This is in fact egregiously suboptimal ![]()
The goal of my question was to figure out if your handwritten implementations of Gradient and (especially) Hessian are useful. I imagine they were not completely straightforward to implement, and autodiff can take care of that for you. With the ecosystem around DifferentiationInterface.jl, you don’t even need to specify the sparsity pattern ahead of time, it is detected for you (so that only nonzero coefficients of the Hessian get computed). But this detection is costly, so it should only be done once (through the so-called “preparation” step) and then reused for every Hessian update.
First, you’d have to check that DifferentiationInterface.hessian returns the exact same matrix as the one you compute manually. If not, then there is a bug on at least one of the two sides and we should investigate. Once that is confirmed, the real question is whether we waste performance by replacing your manual versions with the automated ones. Note that the manual versions themselves could probably be optimized but that’s a separate question.

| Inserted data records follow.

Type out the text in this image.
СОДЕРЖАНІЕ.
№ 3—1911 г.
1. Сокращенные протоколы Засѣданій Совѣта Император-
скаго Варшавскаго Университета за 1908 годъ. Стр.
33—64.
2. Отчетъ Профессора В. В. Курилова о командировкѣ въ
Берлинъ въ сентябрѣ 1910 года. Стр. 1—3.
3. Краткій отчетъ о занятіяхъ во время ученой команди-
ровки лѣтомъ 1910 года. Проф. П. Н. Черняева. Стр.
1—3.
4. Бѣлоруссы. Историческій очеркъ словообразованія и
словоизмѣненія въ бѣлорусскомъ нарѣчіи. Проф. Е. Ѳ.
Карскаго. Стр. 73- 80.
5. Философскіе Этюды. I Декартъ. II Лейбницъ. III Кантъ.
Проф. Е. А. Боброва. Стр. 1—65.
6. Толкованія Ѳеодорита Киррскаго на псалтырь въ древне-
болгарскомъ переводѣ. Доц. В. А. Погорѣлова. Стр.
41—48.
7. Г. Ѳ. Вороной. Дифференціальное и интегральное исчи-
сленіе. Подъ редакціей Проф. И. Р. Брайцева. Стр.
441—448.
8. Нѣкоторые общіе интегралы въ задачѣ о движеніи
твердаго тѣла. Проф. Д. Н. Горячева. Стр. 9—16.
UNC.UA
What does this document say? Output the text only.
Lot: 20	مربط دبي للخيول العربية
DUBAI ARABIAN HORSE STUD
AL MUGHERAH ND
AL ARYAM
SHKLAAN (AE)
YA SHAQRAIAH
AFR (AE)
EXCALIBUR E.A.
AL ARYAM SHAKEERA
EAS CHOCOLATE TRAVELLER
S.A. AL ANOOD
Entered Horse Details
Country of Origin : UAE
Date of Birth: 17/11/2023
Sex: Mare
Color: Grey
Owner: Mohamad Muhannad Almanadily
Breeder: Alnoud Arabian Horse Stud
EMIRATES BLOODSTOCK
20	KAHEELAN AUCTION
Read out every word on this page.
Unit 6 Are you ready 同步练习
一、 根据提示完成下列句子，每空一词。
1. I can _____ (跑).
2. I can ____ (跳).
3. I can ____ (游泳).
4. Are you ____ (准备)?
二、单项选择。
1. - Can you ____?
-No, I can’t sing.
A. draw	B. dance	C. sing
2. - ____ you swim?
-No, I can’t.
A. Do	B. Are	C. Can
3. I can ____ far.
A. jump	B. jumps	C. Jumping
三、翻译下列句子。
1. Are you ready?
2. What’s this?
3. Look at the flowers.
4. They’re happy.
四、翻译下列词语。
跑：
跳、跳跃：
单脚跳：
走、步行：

So what I had in mind was benchmarking your smooth function against another one that looks like this. Since I don’t have all the dependencies, I can’t run the code, so beware of syntax errors, but it should give you the general idea. I’m not sure about x0 though, and why it works with a matrix instead of a vector
import DifferentiationInterface as DI
using Enzyme
using ForwardDiff
using SparseConnectivityTracer: TracerSparsityDetector
using SparseMatrixColorings
function smooth_autodiff(
lds::LinearDynamicalSystem{S,O}, y::Matrix{T}
) where {T<:Real,S<:GaussianStateModel{T},O<:GaussianObservationModel{T}}
backend = DI.AutoForwardDiff() # replace by DI.AutoEnzyme() once it works
sparse_backend = DI.AutoSparse(
dense_second_order_backend;
sparsity_detector=TracerSparsityDetector(),
coloring_algorithm=GreedyColoringAlgorithm(),
)
T_steps, D = size(y, 2), lds.latent_dim
X₀ = zeros(T, D * T_steps)
example_vec_x = nothing # vec(x0[1, :]) maybe?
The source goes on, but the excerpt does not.